The other day I ran into a student of mine who said “I just read an amazing book. I loved it. Maggie Nelson’s Bluets.” I nodded and agreed, since I had just read the same book, but I felt an interesting reaction rising inside me: No, no, you did not read it like I read it, did not love it like I loved it; it did not shake you so as it shook me.
Still, despite this lack of generosity, if I could come to everyone’s house and hand them a copy of Bluets, I would. It’s a slim book of two hundred and forty short, numbered paragraphs, “propositions.” It may be an extended lyric essay; it might be safe to say it is a meditation on the color blue, but that probably wouldn’t prepare you; it concerns loneliness, fucking, is haunted by blue tarps, discusses bowerbirds, touches down on Goethe and Wittgenstein, Novalis and Isaac Newton (I think even Derrida is mentioned—does this sound pretentious? It’s far from pretentious; it’s the opposite of pretentious; it’s the most straight human thing I’ve read.).
It’s an impossible book to describe without simply handing it to you; it is, hackneyed as it is to say, a book to be experienced. I can only report that I am reading it again and again, that the resonances between the (seemingly) disparate propositions are startling and emotional, that I suspect your reaction will be different and also quite wonderful. Let me entice you by sharing a proposition or two:
1. Suppose I were to begin by saying that I had fallen in love with a color. Suppose I were to speak this as though it were a confession; suppose I shredded my napkin as we spoke. It began slowly. An appreciation, an affinity.

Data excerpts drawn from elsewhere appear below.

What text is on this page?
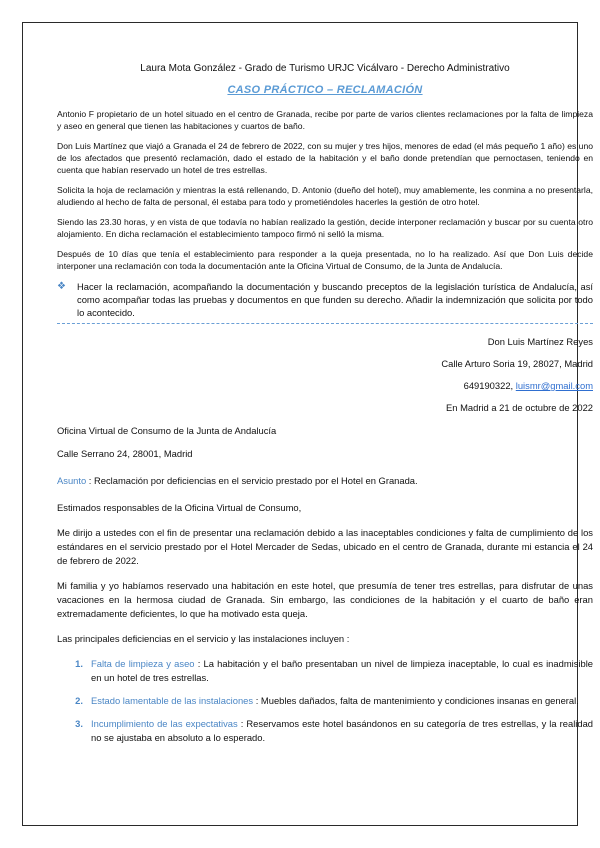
Laura Mota González - Grado de Turismo URJC Vicálvaro - Derecho Administrativo
CASO PRÁCTICO – RECLAMACIÓN

Antonio F propietario de un hotel situado en el centro de Granada, recibe por parte de varios clientes reclamaciones por la falta de limpieza y aseo en general que tienen las habitaciones y cuartos de baño.

Don Luis Martínez que viajó a Granada el 24 de febrero de 2022, con su mujer y tres hijos, menores de edad (el más pequeño 1 año) es uno de los afectados que presentó reclamación, dado el estado de la habitación y el baño donde pretendían que pernoctasen, teniendo en cuenta que habían reservado un hotel de tres estrellas.

Solicita la hoja de reclamación y mientras la está rellenando, D. Antonio (dueño del hotel), muy amablemente, les conmina a no presentarla, aludiendo al hecho de falta de personal, él estaba para todo y prometiéndoles hacerles la gestión de otro hotel.

Siendo las 23.30 horas, y en vista de que todavía no habían realizado la gestión, decide interponer reclamación y buscar por su cuenta otro alojamiento. En dicha reclamación el establecimiento tampoco firmó ni selló la misma.

Después de 10 días que tenía el establecimiento para responder a la queja presentada, no lo ha realizado. Así que Don Luis decide interponer una reclamación con toda la documentación ante la Oficina Virtual de Consumo, de la Junta de Andalucía.

❖	Hacer la reclamación, acompañando la documentación y buscando preceptos de la legislación turística de Andalucía, así como acompañar todas las pruebas y documentos en que funden su derecho. Añadir la indemnización que solicita por todo lo acontecido.
Don Luis Martínez Reyes
Calle Arturo Soria 19, 28027, Madrid
649190322, luismr@gmail.com
En Madrid a 21 de octubre de 2022
Oficina Virtual de Consumo de la Junta de Andalucía
Calle Serrano 24, 28001, Madrid
Asunto : Reclamación por deficiencias en el servicio prestado por el Hotel en Granada.

Estimados responsables de la Oficina Virtual de Consumo,

Me dirijo a ustedes con el fin de presentar una reclamación debido a las inaceptables condiciones y falta de cumplimiento de los estándares en el servicio prestado por el Hotel Mercader de Sedas, ubicado en el centro de Granada, durante mi estancia el 24 de febrero de 2022.

Mi familia y yo habíamos reservado una habitación en este hotel, que presumía de tener tres estrellas, para disfrutar de unas vacaciones en la hermosa ciudad de Granada. Sin embargo, las condiciones de la habitación y el cuarto de baño eran extremadamente deficientes, lo que ha motivado esta queja.

Las principales deficiencias en el servicio y las instalaciones incluyen :

1. Falta de limpieza y aseo : La habitación y el baño presentaban un nivel de limpieza inaceptable, lo cual es inadmisible en un hotel de tres estrellas.
2. Estado lamentable de las instalaciones : Muebles dañados, falta de mantenimiento y condiciones insanas en general.
3. Incumplimiento de las expectativas : Reservamos este hotel basándonos en su categoría de tres estrellas, y la realidad no se ajustaba en absoluto a lo esperado.
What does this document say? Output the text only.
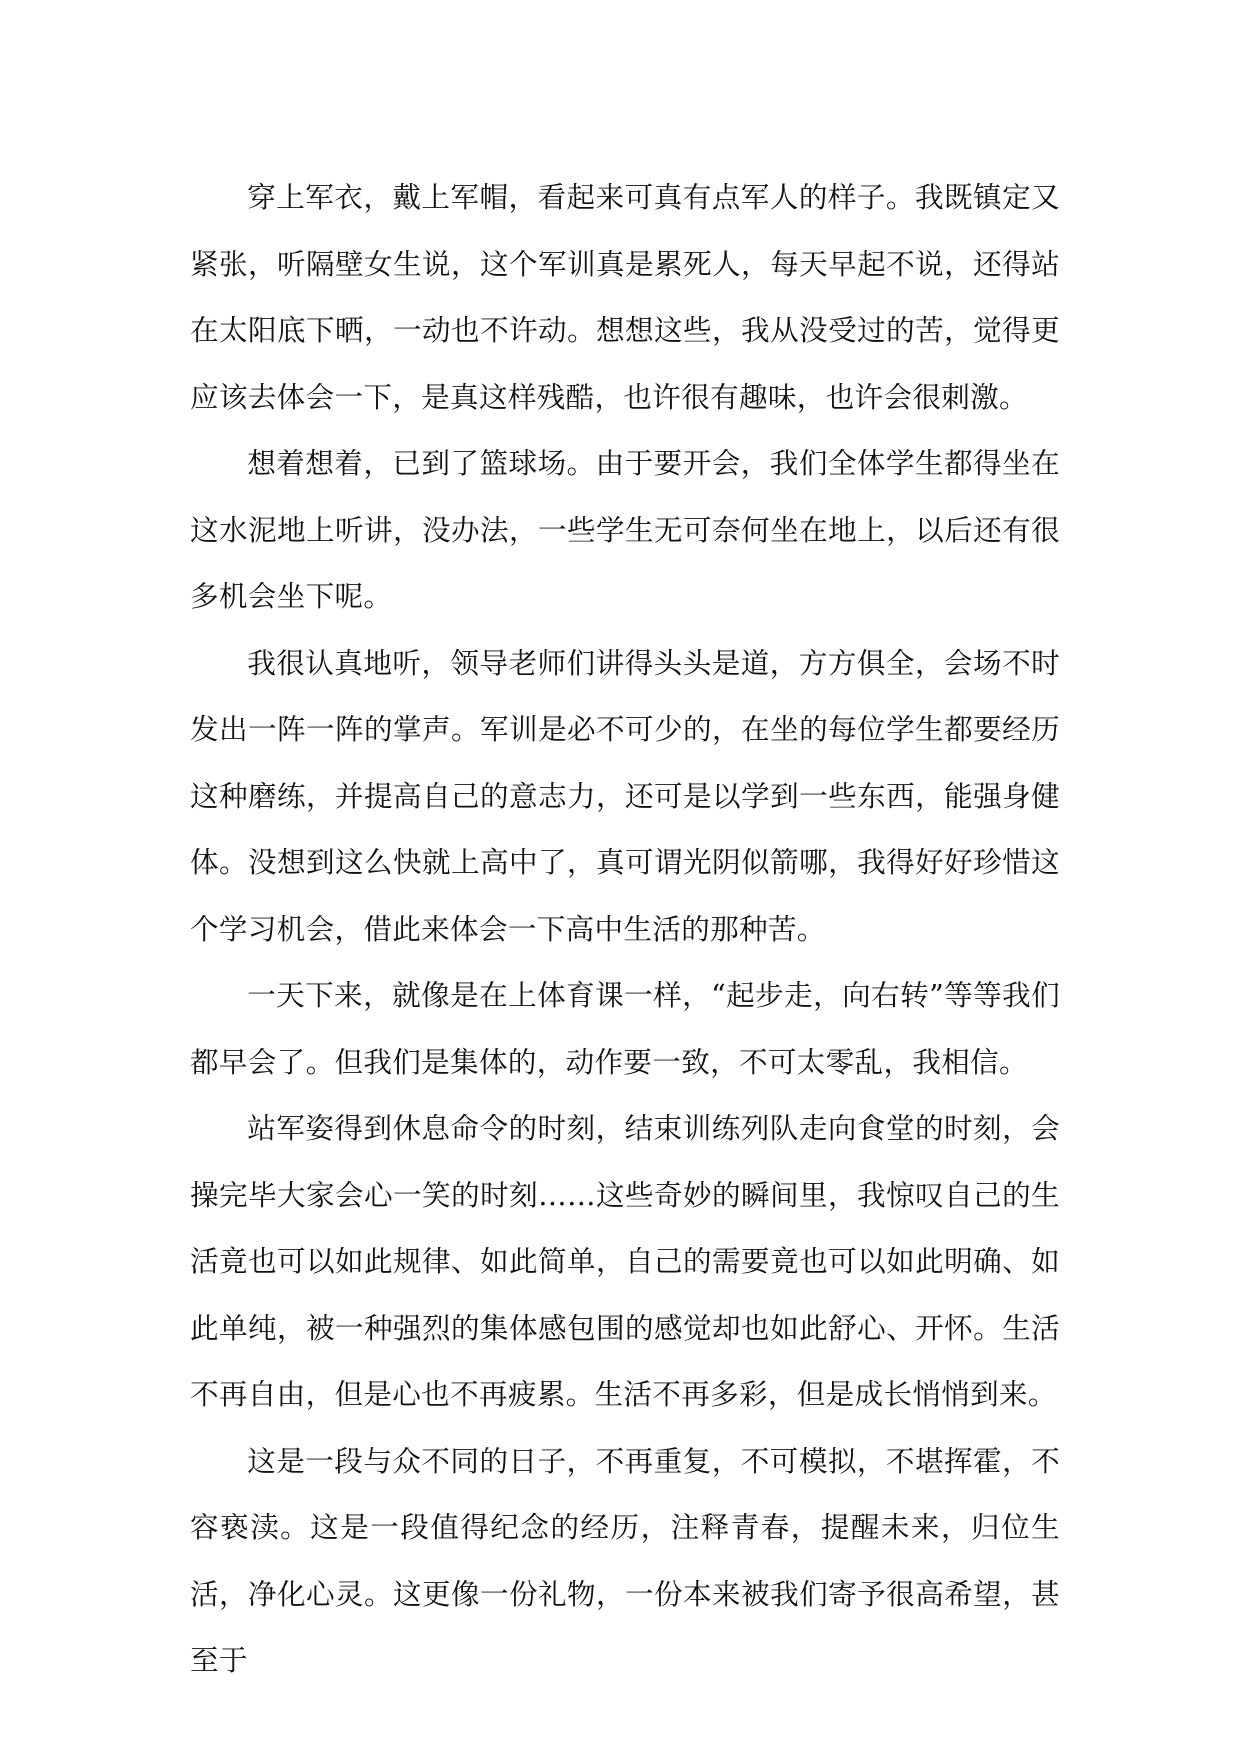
穿上军衣，戴上军帽，看起来可真有点军人的样子。我既镇定又紧张，听隔壁女生说，这个军训真是累死人，每天早起不说，还得站在太阳底下晒，一动也不许动。想想这些，我从没受过的苦，觉得更应该去体会一下，是真这样残酷，也许很有趣味，也许会很刺激。

想着想着，已到了篮球场。由于要开会，我们全体学生都得坐在这水泥地上听讲，没办法，一些学生无可奈何坐在地上，以后还有很多机会坐下呢。

我很认真地听，领导老师们讲得头头是道，方方俱全，会场不时发出一阵一阵的掌声。军训是必不可少的，在坐的每位学生都要经历这种磨练，并提高自己的意志力，还可是以学到一些东西，能强身健体。没想到这么快就上高中了，真可谓光阴似箭哪，我得好好珍惜这个学习机会，借此来体会一下高中生活的那种苦。

一天下来，就像是在上体育课一样，“起步走，向右转”等等我们都早会了。但我们是集体的，动作要一致，不可太零乱，我相信。

站军姿得到休息命令的时刻，结束训练列队走向食堂的时刻，会操完毕大家会心一笑的时刻……这些奇妙的瞬间里，我惊叹自己的生活竟也可以如此规律、如此简单，自己的需要竟也可以如此明确、如此单纯，被一种强烈的集体感包围的感觉却也如此舒心、开怀。生活不再自由，但是心也不再疲累。生活不再多彩，但是成长悄悄到来。

这是一段与众不同的日子，不再重复，不可模拟，不堪挥霍，不容亵渎。这是一段值得纪念的经历，注释青春，提醒未来，归位生活，净化心灵。这更像一份礼物，一份本来被我们寄予很高希望，甚至于
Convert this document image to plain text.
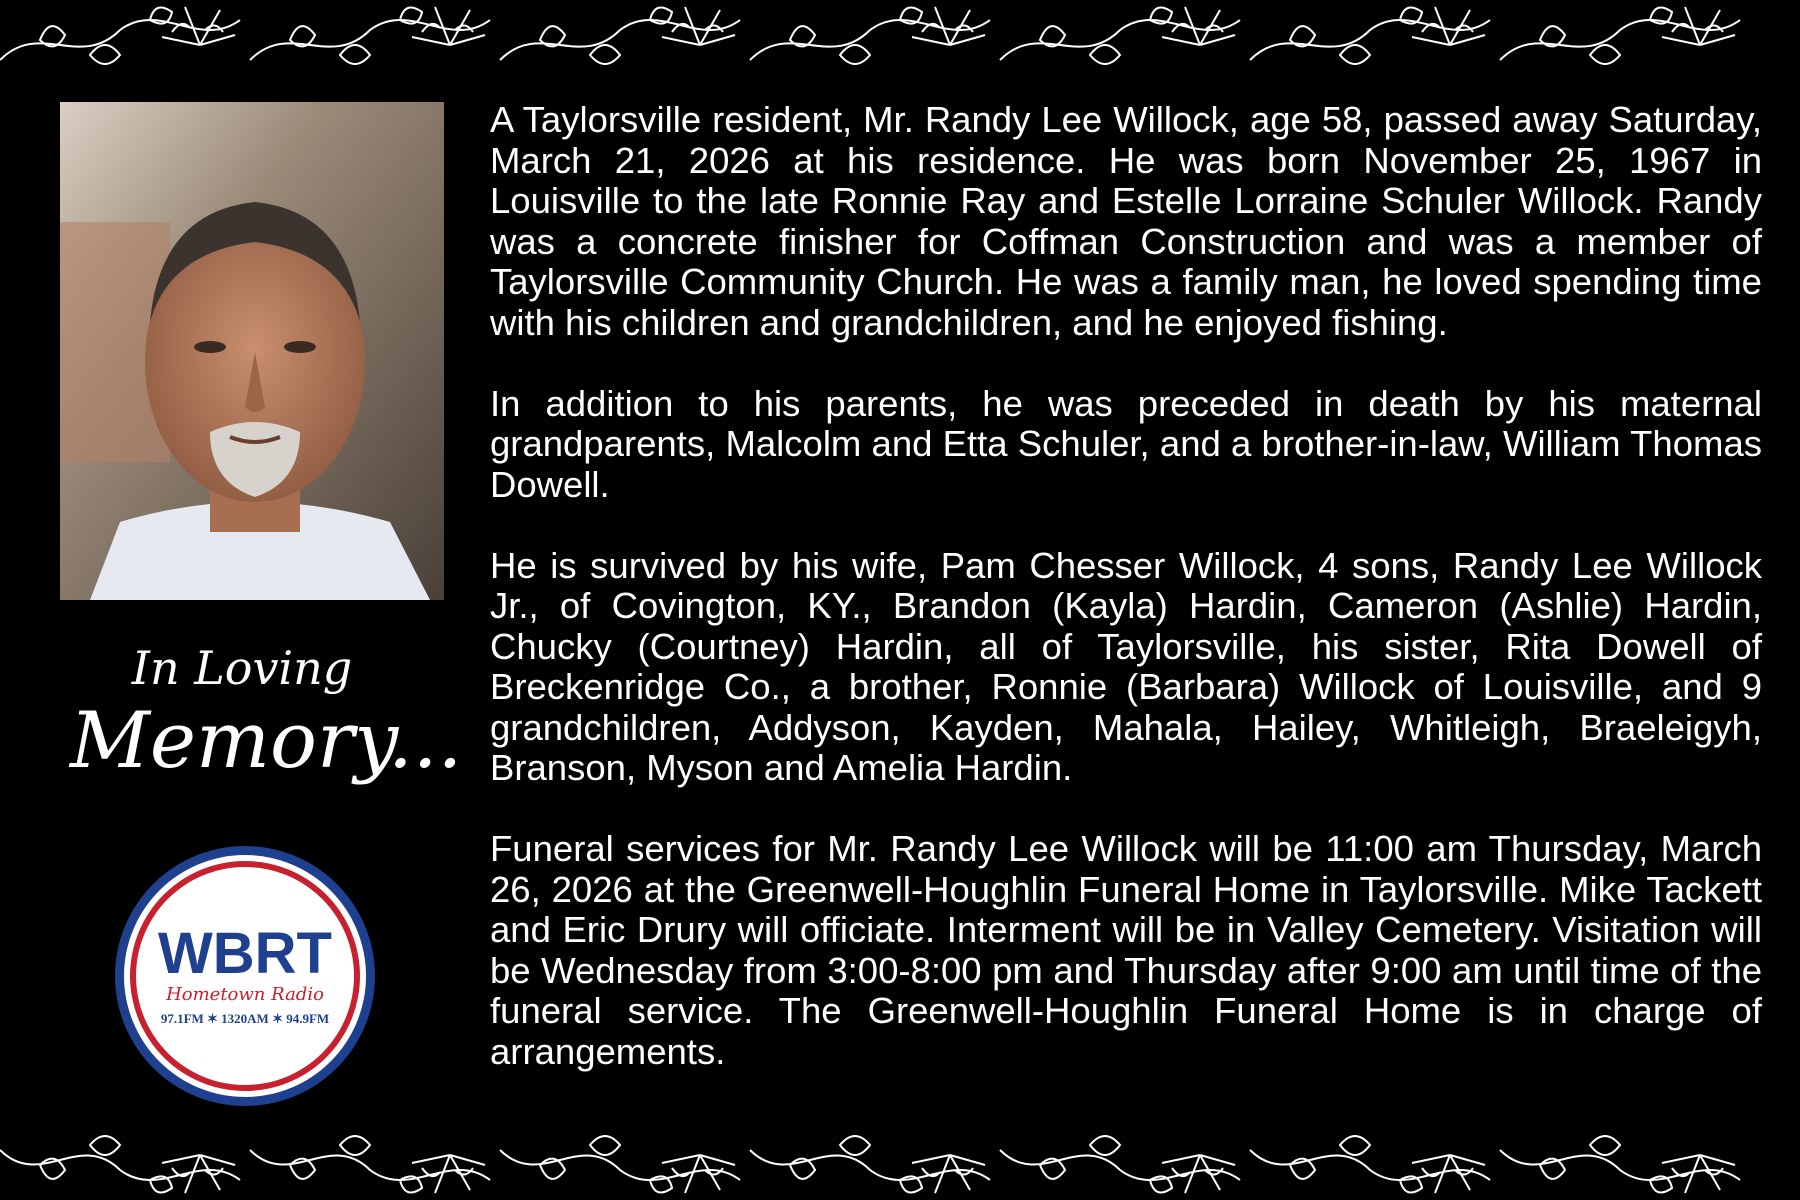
In Loving
Memory...
WBRT
Hometown Radio
97.1FM ✶ 1320AM ✶ 94.9FM

A Taylorsville resident, Mr. Randy Lee Willock, age 58, passed away Saturday, March 21, 2026 at his residence. He was born November 25, 1967 in Louisville to the late Ronnie Ray and Estelle Lorraine Schuler Willock. Randy was a concrete finisher for Coffman Construction and was a member of Taylorsville Community Church. He was a family man, he loved spending time with his children and grandchildren, and he enjoyed fishing.

In addition to his parents, he was preceded in death by his maternal grandparents, Malcolm and Etta Schuler, and a brother-in-law, William Thomas Dowell.

He is survived by his wife, Pam Chesser Willock, 4 sons, Randy Lee Willock Jr., of Covington, KY., Brandon (Kayla) Hardin, Cameron (Ashlie) Hardin, Chucky (Courtney) Hardin, all of Taylorsville, his sister, Rita Dowell of Breckenridge Co., a brother, Ronnie (Barbara) Willock of Louisville, and 9 grandchildren, Addyson, Kayden, Mahala, Hailey, Whitleigh, Braeleigyh, Branson, Myson and Amelia Hardin.

Funeral services for Mr. Randy Lee Willock will be 11:00 am Thursday, March 26, 2026 at the Greenwell-Houghlin Funeral Home in Taylorsville. Mike Tackett and Eric Drury will officiate. Interment will be in Valley Cemetery. Visitation will be Wednesday from 3:00-8:00 pm and Thursday after 9:00 am until time of the funeral service. The Greenwell-Houghlin Funeral Home is in charge of arrangements.
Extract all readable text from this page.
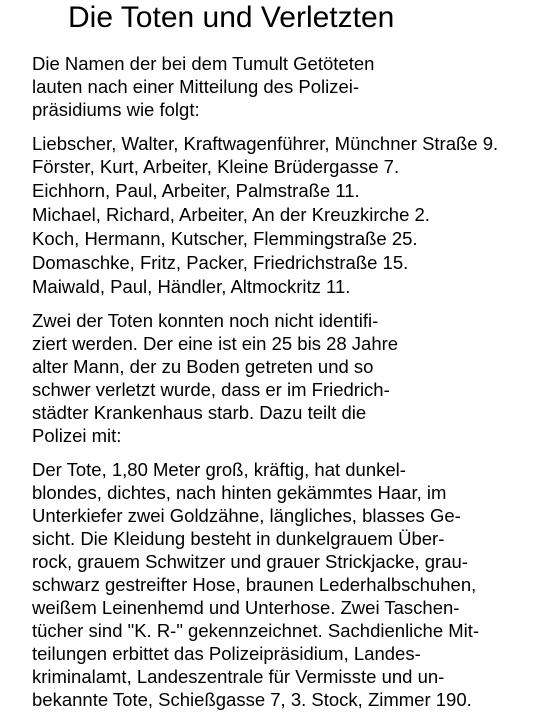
Die Toten und Verletzten
Die Namen der bei dem Tumult Getöteten
lauten nach einer Mitteilung des Polizei-
präsidiums wie folgt:
Liebscher, Walter, Kraftwagenführer, Münchner Straße 9.
Förster, Kurt, Arbeiter, Kleine Brüdergasse 7.
Eichhorn, Paul, Arbeiter, Palmstraße 11.
Michael, Richard, Arbeiter, An der Kreuzkirche 2.
Koch, Hermann, Kutscher, Flemmingstraße 25.
Domaschke, Fritz, Packer, Friedrichstraße 15.
Maiwald, Paul, Händler, Altmockritz 11.
Zwei der Toten konnten noch nicht identifi-
ziert werden. Der eine ist ein 25 bis 28 Jahre
alter Mann, der zu Boden getreten und so
schwer verletzt wurde, dass er im Friedrich-
städter Krankenhaus starb. Dazu teilt die
Polizei mit:
Der Tote, 1,80 Meter groß, kräftig, hat dunkel-
blondes, dichtes, nach hinten gekämmtes Haar, im
Unterkiefer zwei Goldzähne, längliches, blasses Ge-
sicht. Die Kleidung besteht in dunkelgrauem Über-
rock, grauem Schwitzer und grauer Strickjacke, grau-
schwarz gestreifter Hose, braunen Lederhalbschuhen,
weißem Leinenhemd und Unterhose. Zwei Taschen-
tücher sind "K. R-" gekennzeichnet. Sachdienliche Mit-
teilungen erbittet das Polizeipräsidium, Landes-
kriminalamt, Landeszentrale für Vermisste und un-
bekannte Tote, Schießgasse 7, 3. Stock, Zimmer 190.
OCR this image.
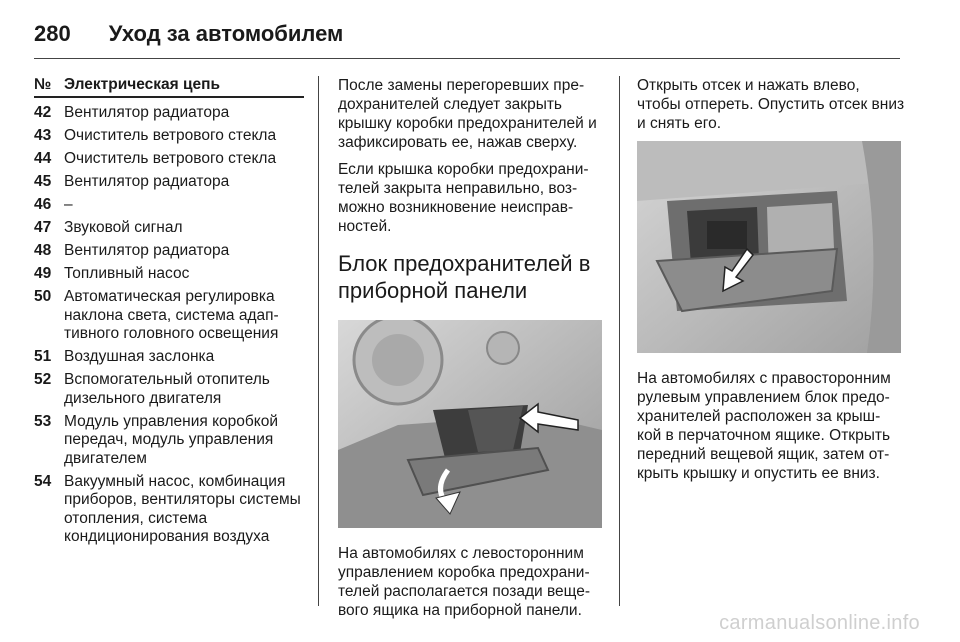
280 Уход за автомобилем
№ Электрическая цепь
42 Вентилятор радиатора
43 Очиститель ветрового стекла
44 Очиститель ветрового стекла
45 Вентилятор радиатора
46 –
47 Звуковой сигнал
48 Вентилятор радиатора
49 Топливный насос
50 Автоматическая регулировка наклона света, система адап- тивного головного освещения
51 Воздушная заслонка
52 Вспомогательный отопитель дизельного двигателя
53 Модуль управления коробкой передач, модуль управления двигателем
54 Вакуумный насос, комбинация приборов, вентиляторы системы отопления, система кондиционирования воздуха

После замены перегоревших пре- дохранителей следует закрыть крышку коробки предохранителей и зафиксировать ее, нажав сверху.

Если крышка коробки предохрани- телей закрыта неправильно, воз- можно возникновение неисправ- ностей.

Блок предохранителей в приборной панели

На автомобилях с левосторонним управлением коробка предохрани- телей располагается позади веще- вого ящика на приборной панели.

Открыть отсек и нажать влево, чтобы отпереть. Опустить отсек вниз и снять его.

На автомобилях с правосторонним рулевым управлением блок предо- хранителей расположен за крыш- кой в перчаточном ящике. Открыть передний вещевой ящик, затем от- крыть крышку и опустить ее вниз.

carmanualsonline.info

Then, one day, it became more serious. Then (looking into an empty teacup, its bottom stained with thin brown excrement coiled into the shape of a sea horse) it became somehow personal.
38. For no one really knows what color is, where it is, even whether it is. (Can it die? Does it have a heart?) Think of a honeybee, for instance, flying into the folds of a poppy: it sees a gaping violet mouth, where we see an orange flower and assume that it’s orange, that we’re normal.
71. I have been trying, for some time now, to find dignity in my loneliness. I have been finding this hard to do.
72. It is easier, of course, to find dignity in one’s solitude. Loneliness is solitude with a problem. Can blue solve the problem, or can it at least keep me company within it? –No, not exactly. It cannot love me that way; it has no arms. But sometimes I do feel its presence to be a sort of wink—Here you are again, it says, and here am I.
That’s only a taste; I hate to give you only that, to not be at your house with the book in my hand, blushing as I hold it out and stammer something as inarticulate as this written appreciation. This book, it provokes. Since I read it, as I’ve been reading it, I’ve been wondering about colors and the emotions they generate, and whether colors and emotions are the same, and whether “seeing” and “thinking” are aligned in ways I didn’t suspect. I am more deeply confused now than ever before about the difference between what is inside and what is outside, and I am happier for this confusion.
Bluets is a collection of words that keeps vibrating, that can never be worn out.